TEMOIGNAGE Coronavirus. “C'est épuisant de travailler dans une ville morte" : un livreur Uber Eats raconte son quotidien

Un livreur sur la Grand'Place de Lille / © DENIS CHARLET / AFP
Un livreur sur la Grand'Place de Lille / © DENIS CHARLET / AFP

Continuer à travailler ou pas en temps d'épidémie ? Entre inquiétude et obligation, les livreurs appellent à la grève pour réclamer des compensations.

Par Marianne Mas

Malgré la crise sanitaire, les plateformes de livraison de repas sont autorisées à poursuivre leur activité. Quitte à augmenter les risques de contamination ? Inquiets, les livreurs appellent à une grève nationale dès ce soir 20 heures, mais certains ne peuvent pas se permettre d'arrêter leur activité. Nous avons recontré Karim (prénom d'emprunt), qui livre pour Uber Eats dans la métropole lilloise depuis début janvier.


Faire grève ? Karim comprend les inquiétudes de ses collègues livreurs, mais lui ne peut pas se le permettre. “Je suis obligé de travailler, même si en ce moment c'est très compliqué. Sur mon groupe Snapchat de livreurs lillois, beaucoup disent qu'ils ont peur du virus. Moi je n'ai pas le choix. Mon père est malade, il a une petite retraite, je l'aide. Enfin j'essaie. En ce moment, si je gagne 40€ par jour, c'est bien. Je sors à 11 heures, je rentre à minuit, tout ça pour une misère.”
 

“C'est épuisant de travailler dans une ville morte”


Les conditions de travail ont aussi beaucoup changé. “Vous n'imaginez pas mais c'est épuisant de travailler dans une ville morte où on ne croise personne d'autre que des policiers ou des SDF. Pour le moral, c'est désastreux, on devient dingues”. Karim se plaint aussi des contrôles des forces de l'ordre sur les attestations de déplacement. “C'est vrai qu'on n'est pas actifs tout le temps et qu'on attend beaucoup les commandes. Mais vous verriez comment ils nous contrôlent ! Parfois on ne se sent pas en securité”.
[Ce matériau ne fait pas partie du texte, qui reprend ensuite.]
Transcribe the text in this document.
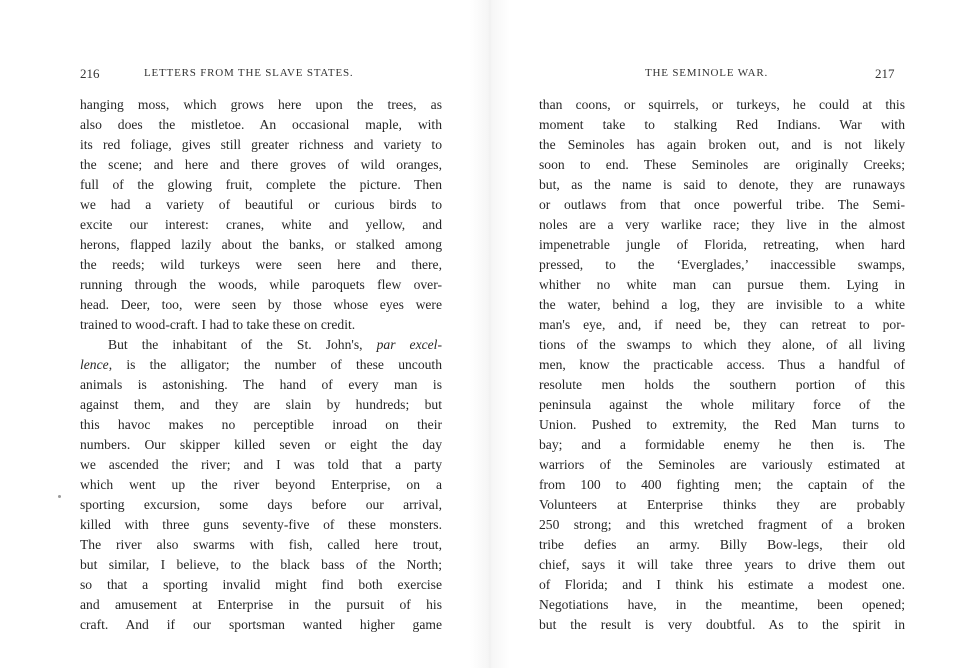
216	LETTERS FROM THE SLAVE STATES.
hanging moss, which grows here upon the trees, as
also does the mistletoe. An occasional maple, with
its red foliage, gives still greater richness and variety to
the scene; and here and there groves of wild oranges,
full of the glowing fruit, complete the picture. Then
we had a variety of beautiful or curious birds to
excite our interest: cranes, white and yellow, and
herons, flapped lazily about the banks, or stalked among
the reeds; wild turkeys were seen here and there,
running through the woods, while paroquets flew over-
head. Deer, too, were seen by those whose eyes were
trained to wood-craft. I had to take these on credit.
But the inhabitant of the St. John's, par excel-
lence, is the alligator; the number of these uncouth
animals is astonishing. The hand of every man is
against them, and they are slain by hundreds; but
this havoc makes no perceptible inroad on their
numbers. Our skipper killed seven or eight the day
we ascended the river; and I was told that a party
which went up the river beyond Enterprise, on a
sporting excursion, some days before our arrival,
killed with three guns seventy-five of these monsters.
The river also swarms with fish, called here trout,
but similar, I believe, to the black bass of the North;
so that a sporting invalid might find both exercise
and amusement at Enterprise in the pursuit of his
craft. And if our sportsman wanted higher game
THE SEMINOLE WAR.	217
than coons, or squirrels, or turkeys, he could at this
moment take to stalking Red Indians. War with
the Seminoles has again broken out, and is not likely
soon to end. These Seminoles are originally Creeks;
but, as the name is said to denote, they are runaways
or outlaws from that once powerful tribe. The Semi-
noles are a very warlike race; they live in the almost
impenetrable jungle of Florida, retreating, when hard
pressed, to the ‘Everglades,’ inaccessible swamps,
whither no white man can pursue them. Lying in
the water, behind a log, they are invisible to a white
man's eye, and, if need be, they can retreat to por-
tions of the swamps to which they alone, of all living
men, know the practicable access. Thus a handful of
resolute men holds the southern portion of this
peninsula against the whole military force of the
Union. Pushed to extremity, the Red Man turns to
bay; and a formidable enemy he then is. The
warriors of the Seminoles are variously estimated at
from 100 to 400 fighting men; the captain of the
Volunteers at Enterprise thinks they are probably
250 strong; and this wretched fragment of a broken
tribe defies an army. Billy Bow-legs, their old
chief, says it will take three years to drive them out
of Florida; and I think his estimate a modest one.
Negotiations have, in the meantime, been opened;
but the result is very doubtful. As to the spirit in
Les restaurants classiques sont fermés depuis samedi minuit. Ne restent ouverts que quelques snacks ou petits établissements qui fonctionnent en livraison. “Ça ne nous donne plus vraiment envie de travailler, d'ailleurs je le vois dans les rues, il n'y a plus grand monde à vélo”. Pourtant l'application continue à envoyer des messages aux livreurs sur des bonifications...”On a du mal à comprendre, même si les McDo ou KFC sont fermés, Uber nous dit qu'il y a des pics d'activité avec des bonus à se faire, mais c'est complètement faux !


"On fait avec les moyens du bord"


Comment les livreurs se protègent-ils ? "Uber nous a envoyé un mail disant qu'on devait aller récupérer du gel et des masques, et qu'ils nous tirendraient au courant. Mais on ne sait pas où et quand. Donc pour le moment, c'est la débrouille. Moi j'ai mon propre gel. A chaque livraison, je me nettoie les mains. Mais je n'ai pas de masque donc je me mets un truc au niveau du visage.”

Les précautions prises par les rares restaurants ou snacks encore accessibles à la livraison semblent elles aussi aléatoires. “Je suis rentré prendre des commandes dans des snacks qui faisaient vraiment tout leur possible pour être en règle, mais d'autres sont encore très peu préoccupés par la transmission du virus, ils font avec les moyens du bord. On sent que eux aussi sont embêtés de rester ouverts pour ne pas gagner grand chose en fin de journée”. Et les rapports avec les clients ont eux aussi changé. “Quand ils récupèrent nos commandes, on sent qu'ils sont méfiants, ils les prennent limite du bout des doigts et on sent qu'ils se dépêchent pour aller se laver les mains. C'est normal, mais c'est très étrange aussi car il n'y a plus de contact : ils ne nous parlent plus”.

 

Travail et sécurité sanitaire : la réponse officielle d'Uber Eats

"Pour qu'ils puissent prendre toutes les précautions sanitaires possibles, et ce depuis le 17 mars, nous remboursons tout achat de produits sanitaires, tels que gel hydroalcoolique, lingettes désinfectantes, gants jetables. Nous allons également en mettre à leur disposition dans certains restaurants.
Soutenir tout livreur qui serait diagnostiqué avec le COVID-19 ou placé en quarantaine individuelle par une autorité de santé publique. Les livreurs qui se trouveraient dans ces situations recevront une indemnisation pendant une période pouvant aller jusqu'à 14 jours.
Depuis le 14 mars, nous avons également communiqué aux 20000 restaurants qui utilisent l'application les dernières recommandations sanitaires nécessaires à la livraison sans contact."